On Wed, 2017-04-12 at 17:10 +0200, Jaroslav Kysela wrote:
Dne 12.4.2017 v 16:57 Takashi Iwai napsal(a):
On Wed, 12 Apr 2017 16:50:57 +0200, Liam Girdwood wrote:
On Wed, 2017-04-12 at 16:54 +0800, fuweix.tang@intel.com wrote:
From: Fuwei Tang fuweix.tang@intel.com
Add the intel UCM configs to a dedicated UCM conf repo and release them using the BSD license.
We are still missing the LICENSE/COPYING file. We need to add it the top directory level so it's clear to users.
The other non intel UCM files can be moved over when there is agreement with the file authors, but in the mean time they will stay in alsa-lib. The configs are moved from alsa-lib repo. The original authorship and commit message of all config files will be reserved.
Takashi, how do you want to manage the move ? We could add the files to the new repo first and then only delete them in alsa-lib after the next alsa-lib release ? This would give time for distros to pick up the new conf package. I'm easy on whatever works best here.
We really need a consensus before dealing with such patches. It's just a copy / move of some files to another repo, so a patch is just a waste of bandwidth.
If the only question is about the license, why can't we put another license to UCM profiles in the repo, while keeping LGPL for others as is? You can declare it in README or maybe better in another text file to explaining about the licenses in the repository.
I'm asking it because, possibly, UCM syntax may be extended in future, and then there is mismatch with UCM profile and parser. By providing in a single repo, at least, we can avoid the mismatch in the source level.
Other than that, I myself have no objection to factor out to another repo. But, as previously mentioned, it's rather a request to Jaroslav, who maintains the repositories in alsa-project.org.
I'm ready to do anything we settle. There's another option - keep ucm config files in alsa-lib and publish/mirror them also in the separate repository (assuming that there are other frameworks which may use them
- like on android). And I agree with the point that the UCM files may
have different licence than other files in alsa-lib, because they are not a direct part of the executable binary.
OK, that would be fine with me. Having the mirror would make sense.

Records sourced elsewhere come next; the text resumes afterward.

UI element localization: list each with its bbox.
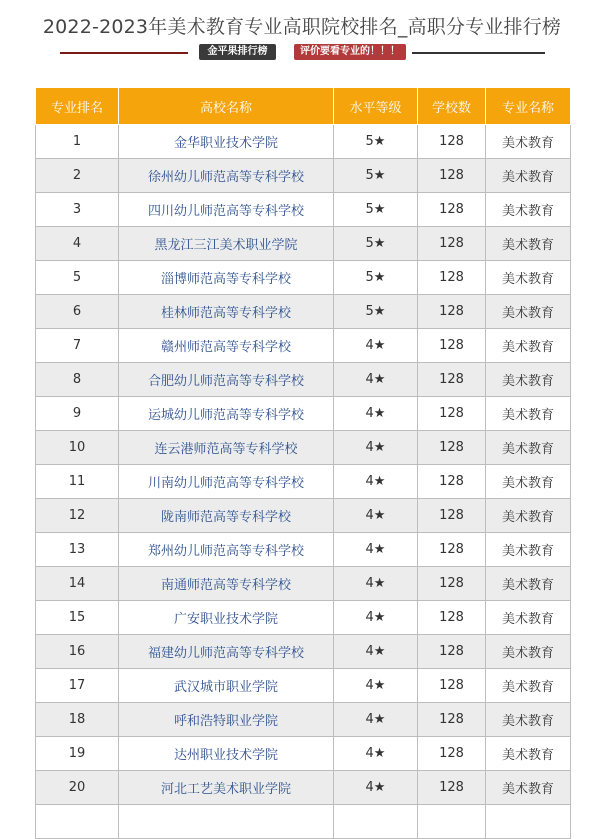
page-title: 2022-2023年美术教育专业高职院校排名_高职分专业排行榜 bbox=[42, 16, 562, 38]
level-cell bbox=[334, 805, 418, 839]
rank-cell: 1 bbox=[36, 125, 119, 159]
major-name-cell: 美术教育 bbox=[486, 125, 571, 159]
table-row bbox=[36, 227, 571, 261]
table-row bbox=[36, 703, 571, 737]
school-name-link[interactable]: 广安职业技术学院 bbox=[119, 601, 334, 635]
school-name-link[interactable]: 武汉城市职业学院 bbox=[119, 669, 334, 703]
school-name-link[interactable]: 陇南师范高等专科学校 bbox=[119, 499, 334, 533]
level-cell: 4★ bbox=[334, 635, 418, 669]
column-header-major: 专业名称 bbox=[486, 88, 571, 125]
school-name-link[interactable]: 河北工艺美术职业学院 bbox=[119, 771, 334, 805]
school-count-cell: 128 bbox=[418, 193, 486, 227]
school-name-link[interactable]: 达州职业技术学院 bbox=[119, 737, 334, 771]
school-count-cell: 128 bbox=[418, 533, 486, 567]
rank-cell: 11 bbox=[36, 465, 119, 499]
rank-cell: 6 bbox=[36, 295, 119, 329]
table-row bbox=[36, 635, 571, 669]
table-row bbox=[36, 397, 571, 431]
rank-cell: 9 bbox=[36, 397, 119, 431]
rank-cell: 15 bbox=[36, 601, 119, 635]
column-header-school: 高校名称 bbox=[119, 88, 334, 125]
rank-cell: 14 bbox=[36, 567, 119, 601]
column-header-count: 学校数 bbox=[418, 88, 486, 125]
major-name-cell: 美术教育 bbox=[486, 703, 571, 737]
level-cell: 4★ bbox=[334, 397, 418, 431]
school-count-cell: 128 bbox=[418, 703, 486, 737]
school-count-cell bbox=[418, 805, 486, 839]
rank-cell: 18 bbox=[36, 703, 119, 737]
major-name-cell: 美术教育 bbox=[486, 635, 571, 669]
rank-cell: 4 bbox=[36, 227, 119, 261]
school-name-link[interactable]: 运城幼儿师范高等专科学校 bbox=[119, 397, 334, 431]
table-row bbox=[36, 601, 571, 635]
school-name-link[interactable]: 川南幼儿师范高等专科学校 bbox=[119, 465, 334, 499]
level-cell: 5★ bbox=[334, 227, 418, 261]
table-row bbox=[36, 159, 571, 193]
school-count-cell: 128 bbox=[418, 261, 486, 295]
major-name-cell: 美术教育 bbox=[486, 465, 571, 499]
school-name-link[interactable]: 四川幼儿师范高等专科学校 bbox=[119, 193, 334, 227]
major-name-cell: 美术教育 bbox=[486, 159, 571, 193]
table-header-row bbox=[36, 88, 571, 125]
major-name-cell: 美术教育 bbox=[486, 499, 571, 533]
table-row bbox=[36, 499, 571, 533]
school-count-cell: 128 bbox=[418, 465, 486, 499]
level-cell: 4★ bbox=[334, 737, 418, 771]
level-cell: 4★ bbox=[334, 329, 418, 363]
rank-cell: 3 bbox=[36, 193, 119, 227]
school-count-cell: 128 bbox=[418, 737, 486, 771]
school-count-cell: 128 bbox=[418, 601, 486, 635]
school-count-cell: 128 bbox=[418, 397, 486, 431]
table-row bbox=[36, 771, 571, 805]
table-row bbox=[36, 737, 571, 771]
school-name-link[interactable]: 呼和浩特职业学院 bbox=[119, 703, 334, 737]
major-name-cell: 美术教育 bbox=[486, 261, 571, 295]
table-row bbox=[36, 193, 571, 227]
level-cell: 4★ bbox=[334, 771, 418, 805]
table-row bbox=[36, 669, 571, 703]
school-name-link[interactable]: 赣州师范高等专科学校 bbox=[119, 329, 334, 363]
major-name-cell: 美术教育 bbox=[486, 567, 571, 601]
level-cell: 4★ bbox=[334, 601, 418, 635]
school-count-cell: 128 bbox=[418, 227, 486, 261]
table-row bbox=[36, 465, 571, 499]
rank-cell: 10 bbox=[36, 431, 119, 465]
major-name-cell: 美术教育 bbox=[486, 669, 571, 703]
level-cell: 4★ bbox=[334, 703, 418, 737]
rank-cell: 12 bbox=[36, 499, 119, 533]
school-count-cell: 128 bbox=[418, 329, 486, 363]
rank-cell bbox=[36, 805, 119, 839]
table-row bbox=[36, 261, 571, 295]
table-row bbox=[36, 431, 571, 465]
school-name-link[interactable]: 合肥幼儿师范高等专科学校 bbox=[119, 363, 334, 397]
table-row bbox=[36, 295, 571, 329]
major-name-cell bbox=[486, 805, 571, 839]
school-name-link[interactable]: 徐州幼儿师范高等专科学校 bbox=[119, 159, 334, 193]
table-row bbox=[36, 533, 571, 567]
school-name-link[interactable]: 郑州幼儿师范高等专科学校 bbox=[119, 533, 334, 567]
level-cell: 4★ bbox=[334, 465, 418, 499]
school-name-link[interactable]: 连云港师范高等专科学校 bbox=[119, 431, 334, 465]
rank-cell: 8 bbox=[36, 363, 119, 397]
major-name-cell: 美术教育 bbox=[486, 295, 571, 329]
table-row bbox=[36, 567, 571, 601]
major-name-cell: 美术教育 bbox=[486, 533, 571, 567]
major-name-cell: 美术教育 bbox=[486, 397, 571, 431]
table-row bbox=[36, 363, 571, 397]
level-cell: 4★ bbox=[334, 499, 418, 533]
major-name-cell: 美术教育 bbox=[486, 329, 571, 363]
level-cell: 4★ bbox=[334, 431, 418, 465]
school-name-link[interactable] bbox=[119, 805, 334, 839]
title-divider-left bbox=[60, 52, 188, 54]
rank-cell: 2 bbox=[36, 159, 119, 193]
major-name-cell: 美术教育 bbox=[486, 771, 571, 805]
table-row bbox=[36, 805, 571, 839]
major-name-cell: 美术教育 bbox=[486, 363, 571, 397]
school-count-cell: 128 bbox=[418, 669, 486, 703]
evaluation-note-badge[interactable]: 评价要看专业的！！！ bbox=[294, 44, 406, 60]
school-count-cell: 128 bbox=[418, 125, 486, 159]
school-name-link[interactable]: 黑龙江三江美术职业学院 bbox=[119, 227, 334, 261]
school-count-cell: 128 bbox=[418, 363, 486, 397]
school-count-cell: 128 bbox=[418, 159, 486, 193]
level-cell: 5★ bbox=[334, 159, 418, 193]
school-count-cell: 128 bbox=[418, 635, 486, 669]
major-name-cell: 美术教育 bbox=[486, 227, 571, 261]
rank-cell: 16 bbox=[36, 635, 119, 669]
rank-cell: 13 bbox=[36, 533, 119, 567]
level-cell: 5★ bbox=[334, 125, 418, 159]
ranking-source-badge[interactable]: 金平果排行榜 bbox=[199, 44, 276, 60]
school-name-link[interactable]: 福建幼儿师范高等专科学校 bbox=[119, 635, 334, 669]
rank-cell: 19 bbox=[36, 737, 119, 771]
level-cell: 5★ bbox=[334, 261, 418, 295]
school-name-link[interactable]: 南通师范高等专科学校 bbox=[119, 567, 334, 601]
school-count-cell: 128 bbox=[418, 567, 486, 601]
rank-cell: 5 bbox=[36, 261, 119, 295]
level-cell: 4★ bbox=[334, 533, 418, 567]
school-count-cell: 128 bbox=[418, 295, 486, 329]
school-count-cell: 128 bbox=[418, 771, 486, 805]
rank-cell: 17 bbox=[36, 669, 119, 703]
major-name-cell: 美术教育 bbox=[486, 431, 571, 465]
major-name-cell: 美术教育 bbox=[486, 601, 571, 635]
ranking-table bbox=[35, 87, 571, 839]
table-row bbox=[36, 329, 571, 363]
major-name-cell: 美术教育 bbox=[486, 737, 571, 771]
title-divider-right bbox=[412, 52, 545, 54]
major-name-cell: 美术教育 bbox=[486, 193, 571, 227]
level-cell: 5★ bbox=[334, 295, 418, 329]
level-cell: 5★ bbox=[334, 193, 418, 227]
column-header-level: 水平等级 bbox=[334, 88, 418, 125]
school-count-cell: 128 bbox=[418, 499, 486, 533]
level-cell: 4★ bbox=[334, 669, 418, 703]
school-name-link[interactable]: 桂林师范高等专科学校 bbox=[119, 295, 334, 329]
table-row bbox=[36, 125, 571, 159]
rank-cell: 20 bbox=[36, 771, 119, 805]
rank-cell: 7 bbox=[36, 329, 119, 363]
school-name-link[interactable]: 淄博师范高等专科学校 bbox=[119, 261, 334, 295]
column-header-rank: 专业排名 bbox=[36, 88, 119, 125]
school-name-link[interactable]: 金华职业技术学院 bbox=[119, 125, 334, 159]
level-cell: 4★ bbox=[334, 363, 418, 397]
level-cell: 4★ bbox=[334, 567, 418, 601]
school-count-cell: 128 bbox=[418, 431, 486, 465]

How would you propose we work the mirror ?
Fwiw, we are also considering adding a tool that converts UCM to/from Parameter Framework XML (used on IA Android) and tinyHAL from Cirrus. This would give us a generic configuration repo that could be deployed on Android, Chrome and Linux and somewhere that the codec vendors could send common codec configuration sequences (now that UCM supports C like include/define concepts).